EAST NEW YORK — Several hundred juvenile criminals who had been sentenced to time upstate have begun to move to city facilities closer to their families as part of a sweeping overhaul of the juvenile justice system, city officials announced Thursday.
About 60 young people have returned to the city since September under the Close to Home program, which aims to move non-violent juvenile offenders out of state facilities upstate and into city-run facilities within the five boroughs, so that young people can can serve their time closer to home.
The city expects to receive about 300 young offenders by the end of the year under the program, which was approved by the state legislature this spring.
“We know that keeping them close to home lets us do a better job of helping them get their lives back on track,” said Mayor Michael Bloomberg at a press conference at Passages Academy, a school in East New York where many of the kids are expected to enroll.
The school currently serves 73 students: 12 who have recently returned from state facilities, and several dozen who were at risk of being sent upstate because of their trouble with the law.
Jim St. Germain, a former student who grew up in Crown Heights and was incarcerated at the age of 14, said programs like Passages can make a huge difference for teens running out of time to turn their lives around.
“Looking back at it now, it was actually the best thing in my life,” said St. Germain, who is now 23 and preparing to enter law school after graduating with a bachelor’s degree in political science from John Jay College.

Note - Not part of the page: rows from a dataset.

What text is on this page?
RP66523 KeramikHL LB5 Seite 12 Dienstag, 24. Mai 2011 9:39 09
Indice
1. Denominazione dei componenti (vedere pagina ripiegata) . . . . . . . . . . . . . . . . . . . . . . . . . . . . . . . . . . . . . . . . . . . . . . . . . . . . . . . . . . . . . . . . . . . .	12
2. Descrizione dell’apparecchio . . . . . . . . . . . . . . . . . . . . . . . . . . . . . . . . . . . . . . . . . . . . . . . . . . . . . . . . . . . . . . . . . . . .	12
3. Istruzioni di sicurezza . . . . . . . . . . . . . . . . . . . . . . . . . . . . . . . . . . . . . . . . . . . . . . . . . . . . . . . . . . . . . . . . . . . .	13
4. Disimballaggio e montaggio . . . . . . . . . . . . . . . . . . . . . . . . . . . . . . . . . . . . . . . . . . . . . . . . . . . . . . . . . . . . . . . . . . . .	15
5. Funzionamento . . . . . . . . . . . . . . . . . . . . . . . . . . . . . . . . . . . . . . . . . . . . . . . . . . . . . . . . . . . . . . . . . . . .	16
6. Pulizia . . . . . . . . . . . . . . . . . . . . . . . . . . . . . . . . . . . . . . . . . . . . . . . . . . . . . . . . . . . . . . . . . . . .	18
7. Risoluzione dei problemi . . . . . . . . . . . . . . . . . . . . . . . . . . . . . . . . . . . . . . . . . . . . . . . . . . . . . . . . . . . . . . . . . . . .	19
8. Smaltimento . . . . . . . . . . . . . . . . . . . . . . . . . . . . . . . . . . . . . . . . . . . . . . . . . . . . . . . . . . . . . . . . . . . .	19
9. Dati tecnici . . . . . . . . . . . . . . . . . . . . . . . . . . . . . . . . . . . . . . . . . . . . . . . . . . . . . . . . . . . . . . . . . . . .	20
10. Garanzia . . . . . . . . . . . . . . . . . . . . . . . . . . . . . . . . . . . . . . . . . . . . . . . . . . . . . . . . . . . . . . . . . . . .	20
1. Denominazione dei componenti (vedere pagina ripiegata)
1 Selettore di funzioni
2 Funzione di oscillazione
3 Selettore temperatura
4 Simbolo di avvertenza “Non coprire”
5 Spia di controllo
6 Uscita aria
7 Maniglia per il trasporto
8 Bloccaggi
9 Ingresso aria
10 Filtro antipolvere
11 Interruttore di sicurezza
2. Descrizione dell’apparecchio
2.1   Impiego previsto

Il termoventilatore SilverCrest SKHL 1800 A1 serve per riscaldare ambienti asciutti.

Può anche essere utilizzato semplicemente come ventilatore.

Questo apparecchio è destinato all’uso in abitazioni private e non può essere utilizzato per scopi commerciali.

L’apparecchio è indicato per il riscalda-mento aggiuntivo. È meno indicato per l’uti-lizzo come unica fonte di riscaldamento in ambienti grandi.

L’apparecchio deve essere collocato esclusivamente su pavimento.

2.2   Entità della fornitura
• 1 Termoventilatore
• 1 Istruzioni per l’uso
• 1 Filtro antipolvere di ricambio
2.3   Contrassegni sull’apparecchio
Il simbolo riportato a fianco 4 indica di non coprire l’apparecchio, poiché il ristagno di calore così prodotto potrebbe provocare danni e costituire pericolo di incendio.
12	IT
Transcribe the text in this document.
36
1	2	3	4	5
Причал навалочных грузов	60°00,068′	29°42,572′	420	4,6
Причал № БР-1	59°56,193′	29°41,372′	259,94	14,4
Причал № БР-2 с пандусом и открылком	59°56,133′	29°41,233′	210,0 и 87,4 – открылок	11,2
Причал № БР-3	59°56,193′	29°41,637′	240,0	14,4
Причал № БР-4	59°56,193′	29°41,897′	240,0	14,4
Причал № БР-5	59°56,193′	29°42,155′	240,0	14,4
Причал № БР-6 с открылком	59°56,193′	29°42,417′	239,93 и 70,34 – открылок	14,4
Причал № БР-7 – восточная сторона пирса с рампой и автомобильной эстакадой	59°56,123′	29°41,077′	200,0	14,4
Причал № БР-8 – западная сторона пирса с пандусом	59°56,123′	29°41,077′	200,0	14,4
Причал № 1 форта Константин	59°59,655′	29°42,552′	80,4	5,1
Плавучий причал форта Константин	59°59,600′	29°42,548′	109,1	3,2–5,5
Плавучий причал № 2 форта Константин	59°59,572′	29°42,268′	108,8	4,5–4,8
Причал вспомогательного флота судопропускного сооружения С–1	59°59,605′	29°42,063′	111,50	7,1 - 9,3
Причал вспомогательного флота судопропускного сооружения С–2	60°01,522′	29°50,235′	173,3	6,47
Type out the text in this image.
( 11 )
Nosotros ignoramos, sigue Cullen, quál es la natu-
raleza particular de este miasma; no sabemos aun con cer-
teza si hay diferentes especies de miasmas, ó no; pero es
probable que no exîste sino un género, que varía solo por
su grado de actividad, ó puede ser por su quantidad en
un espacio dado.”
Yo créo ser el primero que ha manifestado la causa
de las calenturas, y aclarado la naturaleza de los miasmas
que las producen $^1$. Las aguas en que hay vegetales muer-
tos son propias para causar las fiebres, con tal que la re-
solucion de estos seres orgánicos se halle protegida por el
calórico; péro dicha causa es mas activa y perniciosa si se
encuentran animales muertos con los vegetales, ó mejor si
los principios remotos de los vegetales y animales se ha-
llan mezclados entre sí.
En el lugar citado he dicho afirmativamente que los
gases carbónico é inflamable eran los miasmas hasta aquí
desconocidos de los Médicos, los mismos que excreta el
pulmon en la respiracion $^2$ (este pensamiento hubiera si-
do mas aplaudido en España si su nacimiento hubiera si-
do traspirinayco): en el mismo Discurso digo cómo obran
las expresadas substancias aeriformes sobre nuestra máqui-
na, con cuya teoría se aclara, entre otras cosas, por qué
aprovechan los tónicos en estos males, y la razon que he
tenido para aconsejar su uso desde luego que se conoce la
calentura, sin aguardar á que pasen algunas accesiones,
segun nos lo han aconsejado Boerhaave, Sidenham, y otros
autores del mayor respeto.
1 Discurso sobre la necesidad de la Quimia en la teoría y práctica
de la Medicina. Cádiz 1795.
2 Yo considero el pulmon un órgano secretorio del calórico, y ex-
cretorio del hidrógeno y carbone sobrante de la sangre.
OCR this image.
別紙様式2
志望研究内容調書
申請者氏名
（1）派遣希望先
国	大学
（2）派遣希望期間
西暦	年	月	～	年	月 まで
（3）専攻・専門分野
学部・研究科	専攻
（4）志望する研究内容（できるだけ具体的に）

St. Germain said that it was during his time at Passages that he fell in love with school and learned he could do more with his life than be a basketball player, rapper or "a hustler on the street."
“If it wasn’t for this, I don’t know where I'd be right now,” he said. “I’d probably be dead or in jail."
Officials said the school, which is one of five of its kind, is nothing like a traditional public school. Some classes have as few as eight students, who get lots of attention from teachers and staff. Students typically live in group homes and are transported back and forth by staffers, who also join them in the classroom, Principal Stephen Wilder said.
“These are some of the most strict classes you’ll ever sit in," St. Germain said.
The state's youth prisons have long been the subject of scorn from both local and federal authorities, with a whopping 81 percent of young men in the system re-arrested within three years of their release.
The facilities also cost the city a pricey $300,000 per child a year, and didn't have accredited high schools, so that students returning back to the city found themselves even further behind.
Bloomberg said the Close to Home program was designed to try to “break that cycle” that leads so many young offenders into dead ends.
“If these kids don't get an education, what’s they’re future?” he asked. “What happens if they get hungry? We all know what happens.”
“The next cycle is they go to Rikers, and the next cycle is they go to the prison system, and the next cycle is they go to a slab in the morgue,” he said.
The effort is part of the larger Young Men’s Initiative — a sweeping program that was launched by the mayor last year to try to improve outcomes for young black and Latino men whose drop-out rates, arrest rates and incarceration rates far out-pace others their age.
So far, officials said, the initiative's programs have reached about 4,000 young men, including more than 500 placed in internships, hundreds placed in job training programs, and more than 1,000 who have participated in father support groups.
The $127 million effort is being funded partially with personal donations from Bloomberg and fellow billionaire George Soros.